Antes de se consolidar como empresário no ramo do ensino de idiomas, Léo Reis iniciou sua caminhada na educação diretamente na sala de aula. Com uma sólida formação acadêmica — graduação em Letras no Brasil, mestrado em Linguística na Inglaterra e três especializações no ensino da língua inglesa pela Columbia University —, sua atuação no setor sempre esteve vinculada ao compromisso social. Para o educador, recebido nos estúdios da Rádio Vaticano – Vatican News, a educação representa uma das formas mais nobres de servir ao próximo, sendo a língua inglesa a principal ferramenta utilizada para expandir horizontes e transformar realidades.
Ao longo de sua carreira, Reis lecionou em cursinhos e instituições de ensino em Nova York, lecionando para alunos das mais diversas nacionalidades. Contudo, suas experiências mais marcantes envolvem a democratização do acesso ao idioma. Entre suas ações de impacto social, destacam-se a doação de cursos em comunidades como Rocinha, Vidigal e Cidade de Deus, além da capacitação oferecida a membros da Polícia Federal e de forças policiais especiais no Brasil.
A observação das metodologias tradicionais de ensino e de suas limitações levou Léo Reis a fundar a American English Academy (Academia de Inglês Americano). A instituição foi criada com a proposta de aprimorar as técnicas de aprendizado para estudantes globais, focando nas especificidades do ensino de inglês para falantes de diferentes línguas maternas.
Com o crescimento de sua metodologia, sua carteira de alunos passou a incluir personalidades do esporte e do entretenimento, entre os quais Cafu, Neymar e artistas do meio sertanejo e profissionais de diversas áreas corporativas.
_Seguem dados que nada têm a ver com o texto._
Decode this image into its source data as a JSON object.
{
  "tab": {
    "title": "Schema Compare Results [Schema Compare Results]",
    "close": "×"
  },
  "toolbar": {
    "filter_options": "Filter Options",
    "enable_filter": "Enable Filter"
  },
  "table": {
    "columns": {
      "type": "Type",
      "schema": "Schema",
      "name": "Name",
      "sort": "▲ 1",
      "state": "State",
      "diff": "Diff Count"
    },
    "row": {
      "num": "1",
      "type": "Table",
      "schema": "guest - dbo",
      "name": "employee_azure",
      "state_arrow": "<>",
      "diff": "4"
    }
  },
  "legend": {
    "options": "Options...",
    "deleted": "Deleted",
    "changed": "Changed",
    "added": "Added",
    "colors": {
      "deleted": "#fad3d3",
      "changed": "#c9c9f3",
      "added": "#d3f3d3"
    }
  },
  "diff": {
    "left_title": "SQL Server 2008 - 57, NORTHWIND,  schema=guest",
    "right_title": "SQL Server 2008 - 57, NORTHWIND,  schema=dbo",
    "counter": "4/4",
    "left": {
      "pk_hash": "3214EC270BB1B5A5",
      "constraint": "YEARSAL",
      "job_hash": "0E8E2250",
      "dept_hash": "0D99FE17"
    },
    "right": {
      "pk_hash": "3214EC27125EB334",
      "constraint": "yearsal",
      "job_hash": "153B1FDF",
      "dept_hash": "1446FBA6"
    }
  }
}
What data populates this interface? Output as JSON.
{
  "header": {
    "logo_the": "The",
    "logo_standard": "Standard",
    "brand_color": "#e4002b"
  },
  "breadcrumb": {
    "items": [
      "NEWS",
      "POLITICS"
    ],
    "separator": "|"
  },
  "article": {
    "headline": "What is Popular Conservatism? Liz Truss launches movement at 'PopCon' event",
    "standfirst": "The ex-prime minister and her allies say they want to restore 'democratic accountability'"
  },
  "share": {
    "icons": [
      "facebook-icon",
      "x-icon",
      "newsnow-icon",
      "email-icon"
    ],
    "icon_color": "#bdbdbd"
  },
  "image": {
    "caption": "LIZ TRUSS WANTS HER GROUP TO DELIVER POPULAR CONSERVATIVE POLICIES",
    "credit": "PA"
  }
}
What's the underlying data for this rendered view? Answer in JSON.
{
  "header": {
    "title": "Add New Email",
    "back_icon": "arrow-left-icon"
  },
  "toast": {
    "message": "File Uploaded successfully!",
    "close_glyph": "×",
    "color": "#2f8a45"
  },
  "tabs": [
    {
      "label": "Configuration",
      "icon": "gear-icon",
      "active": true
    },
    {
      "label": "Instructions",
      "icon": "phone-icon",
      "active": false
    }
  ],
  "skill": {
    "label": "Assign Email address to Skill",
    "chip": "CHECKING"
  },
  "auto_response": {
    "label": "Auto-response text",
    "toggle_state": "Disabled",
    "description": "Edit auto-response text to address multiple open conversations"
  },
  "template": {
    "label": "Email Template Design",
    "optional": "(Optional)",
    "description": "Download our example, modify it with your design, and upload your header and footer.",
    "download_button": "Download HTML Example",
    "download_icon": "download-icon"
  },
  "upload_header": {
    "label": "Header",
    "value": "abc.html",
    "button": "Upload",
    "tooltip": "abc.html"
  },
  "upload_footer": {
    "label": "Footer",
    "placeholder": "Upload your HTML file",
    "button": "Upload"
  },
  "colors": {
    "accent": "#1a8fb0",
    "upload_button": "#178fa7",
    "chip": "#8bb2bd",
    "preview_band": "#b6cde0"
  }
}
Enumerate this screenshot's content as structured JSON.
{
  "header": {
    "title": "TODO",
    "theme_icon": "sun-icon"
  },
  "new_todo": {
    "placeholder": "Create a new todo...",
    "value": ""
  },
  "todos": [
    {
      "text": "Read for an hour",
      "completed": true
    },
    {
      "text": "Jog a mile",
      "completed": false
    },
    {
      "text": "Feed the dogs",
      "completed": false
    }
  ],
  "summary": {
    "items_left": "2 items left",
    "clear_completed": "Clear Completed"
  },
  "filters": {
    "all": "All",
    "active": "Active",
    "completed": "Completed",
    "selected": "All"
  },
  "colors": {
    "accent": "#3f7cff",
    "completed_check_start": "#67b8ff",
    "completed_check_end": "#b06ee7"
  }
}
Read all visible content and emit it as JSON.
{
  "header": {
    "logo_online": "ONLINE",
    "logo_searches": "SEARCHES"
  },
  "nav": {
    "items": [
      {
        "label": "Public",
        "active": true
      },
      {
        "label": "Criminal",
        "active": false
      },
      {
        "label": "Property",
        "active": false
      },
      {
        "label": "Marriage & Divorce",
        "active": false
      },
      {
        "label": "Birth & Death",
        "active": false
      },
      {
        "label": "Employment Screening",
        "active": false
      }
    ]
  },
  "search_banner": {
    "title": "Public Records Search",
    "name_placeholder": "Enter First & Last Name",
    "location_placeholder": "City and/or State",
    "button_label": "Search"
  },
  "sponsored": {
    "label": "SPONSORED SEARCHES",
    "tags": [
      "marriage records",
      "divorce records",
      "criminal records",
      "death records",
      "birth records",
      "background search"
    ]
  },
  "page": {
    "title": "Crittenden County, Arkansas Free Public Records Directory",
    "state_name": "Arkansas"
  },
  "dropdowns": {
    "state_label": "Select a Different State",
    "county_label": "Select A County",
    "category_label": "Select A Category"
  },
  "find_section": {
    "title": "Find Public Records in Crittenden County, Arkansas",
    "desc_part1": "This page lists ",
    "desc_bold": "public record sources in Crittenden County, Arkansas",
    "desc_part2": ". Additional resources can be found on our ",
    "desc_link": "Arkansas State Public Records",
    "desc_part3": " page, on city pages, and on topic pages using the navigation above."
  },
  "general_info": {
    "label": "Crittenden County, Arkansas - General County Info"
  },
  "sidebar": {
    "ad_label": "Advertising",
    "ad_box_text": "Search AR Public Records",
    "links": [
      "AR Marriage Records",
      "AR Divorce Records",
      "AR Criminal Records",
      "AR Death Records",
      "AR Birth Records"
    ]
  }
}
Sobre o processo de aquisição de um segundo idioma, o educador-empresário defende que a principal barreira dos estudantes reside no foco excessivo na gramática e na fala em estágios iniciais, em detrimento do treino auditivo.
"Quem ouve, fala. A maior dica que dou é focar no listening. Se você mora em um país onde não se fala inglês, o segredo é aumentar a exposição ao áudio real. Assista a séries tirando a legenda em português e a legenda em inglês, focando exclusivamente em ouvir para ativar a audição”.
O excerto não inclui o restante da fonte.